# __R Session n°6 : tutorial__
M1 MEG UE5 - Claire Vandiedonck
***

## **tutorial on functions**
1. Principle
2. Rules
3. Function results
4. Some examples to better understand
5. Writing your fisr R functions?


---
## Avant d'aller plus loin

<div class="alert alert-block alert-danger"><b>Attention:</b> 
Ne travaillez pas directement sur ce notebook pour ne pas le perdre. Dupliquez-le et renommez-le par exemple en ajoutant vos initiales et travaillez sur cette nouvelle copie. Pour ce faire, dans le panneau de gauche, faites un clic droit sur le fichier et sélectionnez "Duplicate". Puis, toujours dans la colonne de gauche, faites un clic droit sur cette copie et sélectionnez "rename" pour changer le nom. Ouvrez ensuite cette nouvelle version en double cliquant dessus. Vous êtes prêt(e) à démarrer! <br>
<br>
<b>N'oubliez pas de sauvegarder régulièrement votre notebook</b>: <kbd>Ctrl</kbd> + <kbd>S</kbd>. ou en cliquant sur l'icone 💾 en haut à gauche de votre notebook ou dans le Menu du JupyterLab "File puis "Save Notebook"! Vous pouvez aussi le sauvegarder au format html: Menu "File" > Export Notebook As> Export notebook as HTML.
</div>

Check your working directory and change it if needed:

In [None]:
#cell 1
getwd()
#setwd('/srv/home/cvandiedonck/megm1_ue5_r/R6') #change with your login!!!

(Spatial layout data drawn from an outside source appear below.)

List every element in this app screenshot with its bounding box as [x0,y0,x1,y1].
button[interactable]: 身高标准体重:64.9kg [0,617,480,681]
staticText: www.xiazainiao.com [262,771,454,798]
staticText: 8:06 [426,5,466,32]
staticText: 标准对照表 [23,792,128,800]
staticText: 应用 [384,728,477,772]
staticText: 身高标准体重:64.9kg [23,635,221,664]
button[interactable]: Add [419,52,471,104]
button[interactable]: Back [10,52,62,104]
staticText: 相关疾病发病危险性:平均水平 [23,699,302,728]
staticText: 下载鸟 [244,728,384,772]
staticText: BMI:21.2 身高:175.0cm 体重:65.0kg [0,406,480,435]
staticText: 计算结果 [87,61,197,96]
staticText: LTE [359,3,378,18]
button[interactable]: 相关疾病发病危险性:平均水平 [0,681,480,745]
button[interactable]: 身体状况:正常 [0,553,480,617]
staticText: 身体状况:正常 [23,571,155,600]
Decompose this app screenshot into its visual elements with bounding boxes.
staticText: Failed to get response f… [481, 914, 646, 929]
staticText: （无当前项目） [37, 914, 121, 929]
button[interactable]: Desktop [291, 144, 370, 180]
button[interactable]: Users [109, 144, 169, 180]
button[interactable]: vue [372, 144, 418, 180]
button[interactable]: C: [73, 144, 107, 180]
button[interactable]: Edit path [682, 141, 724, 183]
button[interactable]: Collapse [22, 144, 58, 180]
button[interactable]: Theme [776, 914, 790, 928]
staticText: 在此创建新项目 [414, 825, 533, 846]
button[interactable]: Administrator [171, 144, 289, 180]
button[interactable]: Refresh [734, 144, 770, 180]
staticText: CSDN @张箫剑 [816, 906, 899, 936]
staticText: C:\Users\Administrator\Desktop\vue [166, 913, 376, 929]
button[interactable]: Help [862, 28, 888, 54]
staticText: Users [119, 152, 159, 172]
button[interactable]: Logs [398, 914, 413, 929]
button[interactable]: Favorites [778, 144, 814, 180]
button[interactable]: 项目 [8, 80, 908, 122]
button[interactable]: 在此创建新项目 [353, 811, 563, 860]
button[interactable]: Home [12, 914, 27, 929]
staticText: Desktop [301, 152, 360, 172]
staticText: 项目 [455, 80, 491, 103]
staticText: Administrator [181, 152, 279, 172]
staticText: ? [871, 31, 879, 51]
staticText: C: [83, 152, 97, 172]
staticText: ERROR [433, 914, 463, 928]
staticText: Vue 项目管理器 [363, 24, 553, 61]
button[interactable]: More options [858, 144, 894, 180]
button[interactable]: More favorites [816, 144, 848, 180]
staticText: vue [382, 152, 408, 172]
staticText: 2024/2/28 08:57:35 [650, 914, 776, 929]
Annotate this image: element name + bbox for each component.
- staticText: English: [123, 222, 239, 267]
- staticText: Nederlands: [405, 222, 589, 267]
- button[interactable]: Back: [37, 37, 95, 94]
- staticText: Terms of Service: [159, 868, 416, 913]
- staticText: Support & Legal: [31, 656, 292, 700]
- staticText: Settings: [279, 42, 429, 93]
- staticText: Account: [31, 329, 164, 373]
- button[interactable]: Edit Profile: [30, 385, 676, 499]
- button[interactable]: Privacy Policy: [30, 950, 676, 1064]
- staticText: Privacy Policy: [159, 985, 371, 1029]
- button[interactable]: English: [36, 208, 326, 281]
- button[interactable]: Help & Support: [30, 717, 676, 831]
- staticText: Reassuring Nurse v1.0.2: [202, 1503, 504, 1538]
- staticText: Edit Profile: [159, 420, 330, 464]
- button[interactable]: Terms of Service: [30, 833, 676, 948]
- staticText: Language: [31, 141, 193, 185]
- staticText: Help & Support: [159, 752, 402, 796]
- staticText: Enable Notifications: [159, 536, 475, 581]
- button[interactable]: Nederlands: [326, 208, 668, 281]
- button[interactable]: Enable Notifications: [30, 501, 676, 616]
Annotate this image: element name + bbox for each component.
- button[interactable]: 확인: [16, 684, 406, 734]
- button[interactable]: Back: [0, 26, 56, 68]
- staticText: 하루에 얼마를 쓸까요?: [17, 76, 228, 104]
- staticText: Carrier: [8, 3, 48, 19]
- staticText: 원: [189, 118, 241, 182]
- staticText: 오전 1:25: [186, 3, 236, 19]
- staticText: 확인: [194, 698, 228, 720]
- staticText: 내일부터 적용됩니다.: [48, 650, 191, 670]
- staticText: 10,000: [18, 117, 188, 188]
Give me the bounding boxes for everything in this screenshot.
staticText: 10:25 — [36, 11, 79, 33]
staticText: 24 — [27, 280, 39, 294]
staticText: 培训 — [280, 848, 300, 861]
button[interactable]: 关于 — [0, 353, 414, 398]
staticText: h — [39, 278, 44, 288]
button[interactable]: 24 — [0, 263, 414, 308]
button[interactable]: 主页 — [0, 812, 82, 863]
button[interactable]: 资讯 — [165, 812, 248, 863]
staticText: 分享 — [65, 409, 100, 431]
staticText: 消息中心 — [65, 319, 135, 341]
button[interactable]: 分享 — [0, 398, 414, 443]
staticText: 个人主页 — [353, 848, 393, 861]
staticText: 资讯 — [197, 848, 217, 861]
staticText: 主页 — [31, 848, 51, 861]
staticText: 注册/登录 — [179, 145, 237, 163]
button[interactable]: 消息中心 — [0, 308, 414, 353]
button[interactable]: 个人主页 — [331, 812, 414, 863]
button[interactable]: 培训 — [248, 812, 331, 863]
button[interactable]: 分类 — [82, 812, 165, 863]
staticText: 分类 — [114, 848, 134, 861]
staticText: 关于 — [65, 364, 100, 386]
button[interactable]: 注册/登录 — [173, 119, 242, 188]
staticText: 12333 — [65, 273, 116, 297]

<div class="alert alert-block alert-warning"><b>Warning:</b> you are strongly advised to run the cells in the indicated order. If you want to rerun cells above, you can just restart the kernel to start at 1 again. </div>

## I. Principle
---


### Why writing your own R functions?


Writing your own R functions will allow efficient, flexible and rationale use of R if you want **to repeat an operation in different situations**.

### Properties

Similar strcuture as native R functions except there is no help menu *(we could add one, but it requires another tutorial!)*.

- name
- arguments within brackets to execute the command
- body of the function: commands executing actions on arguments
- results

### Syntax uses two functions:

1. `function()` followed by `{}`
    - It is important to assign to the function a name not already used in R.
    - You add arguments between `()` : give them a name and a default value with `=`
    
2. `return()` **inside** the `{}` of the function so that the output of the function can be saved outside the function space. If multiple results, they must be stored in a single output within a list.

## II. Rules
---

### 1. Do not use the name of a native function

<div class="alert alert-block alert-danger"><b>Caution:</b> 
The name of your own function must not be a native R function, otherwise the native function is overwritten during your session.
</div>

In the example below, we rename an existing function `mean()`. As coded, the returned result will be the squared value instead of the mean.

In [None]:
#cell 2
mean <- function(x){
    return(x^2)
}

mean(c(3,4))
rm(mean)

Let's check we got the correct mean() function back:

In [None]:
#cell 3
mean(c(3,4))

### 2. The function space is closed

**The argument names, all the variables created inside the functions and the results exist only within the enclosed function space!**

- All the required objects must be arguments of the function or they must be defined in the body of the function
- Risk to call an R object that is outside your function : by default, if the object is not defined in your function, R looks for it outside the function


*See example below:*

We first remove all objects in the environment

In [None]:
#cell 4
rm(list = ls())

Let's define a function called `func()` to return the sum between a variable, passed as argument and `a`.

In [None]:
# cell 5
func <- function(x){
    x <- x + a
    return(x^2)
}

Lest' try to apply it to the value 2:

In [None]:
# cell 6
func(2)

This returns an error because the object `a` is not found.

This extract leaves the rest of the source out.